대부분의 사람들이 71~90세 사이에 사망
이어서 41 ~ 70세 사이에 사망
50세 이하의 사망률은 비교적 낮은편으로 100세를 초과하여 사망한 사례는 거의 없음

Data Visualization - Top 10 Most Represented Countries

# 'Associated Countries' 컬럼에 있는 배열들을 개별 행으로 변환 (explode()를 사용)
# 하나의 행에 [a, b]와 같은 배열로 되어 있다면 두개의 행으로 분리
df_exploded =  processed_df.explode('Associated Countries')

# 'Associated Countries' 컬럼에 있는 각 나라의 발생 횟수를 카운트
top_countries = df_exploded['Associated Countries'].value_counts().reset_index()
# 컬럼명을 'Country'와 'Count'로 변경
top_countries.columns = ['Country', 'Count']

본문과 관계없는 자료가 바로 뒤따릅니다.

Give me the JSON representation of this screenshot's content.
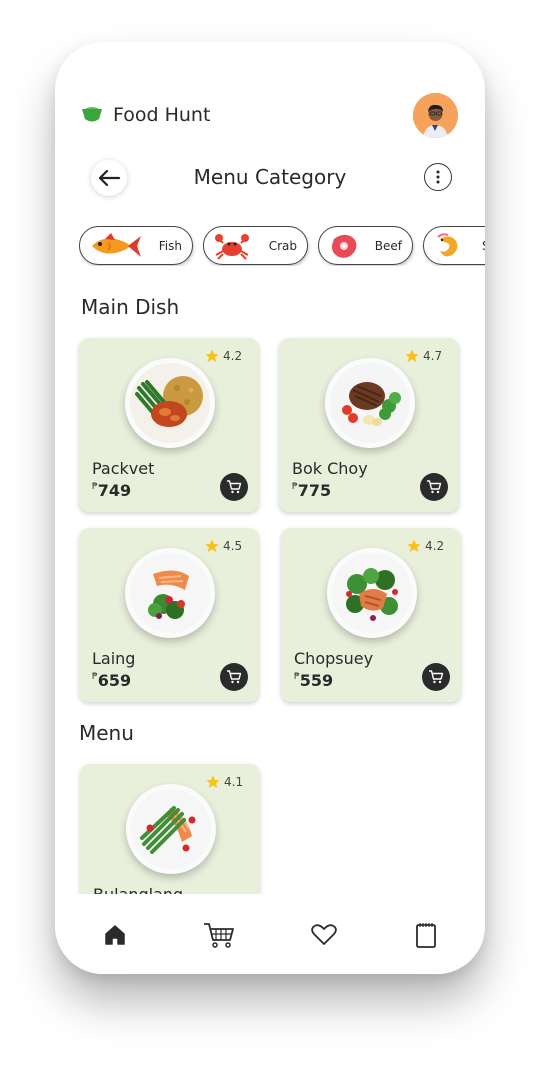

# 상위 10개의 가장 많이 나타난 나라들만을 필터링
top_countries = top_countries.head(10)

# Seaborn을 사용하여 상위 10개 나라에 대한 막대 그래프를 생성
plt.figure(figsize=(10, 6))
sns.barplot(data=top_countries, x='Count', y='Country', palette='viridis')
plt.title('Top 10 Most Represented Countries')
plt.xlabel('Number of People')
plt.ylabel('Country')
plt.show()

Data Visualization - Birth Year Distibution

# 'Birth year' 컬럼의 값이 0보다 큰 데이터를 filtered_df에 저장
# 이렇게 하면 0 이하의 출생 연도(예: 기원전)는 제외됨
filtered_df = processed_df[processed_df['Birth year'] > 0]

# filtered_df에서 'Birth year'별로 데이터를 그룹화하고, 각 연도별 발생 횟수를 카운트
birth_year_counts = filtered_df['Birth year'].value_counts().reset_index()
# 결과 데이터프레임의 컬럼명을 'Birth year'와 'Count'로 변경
birth_year_counts.columns = ['Birth year', 'Count']
# 'Birth year' 기준으로 데이터를 정렬
birth_year_counts = birth_year_counts.sort_values('Birth year')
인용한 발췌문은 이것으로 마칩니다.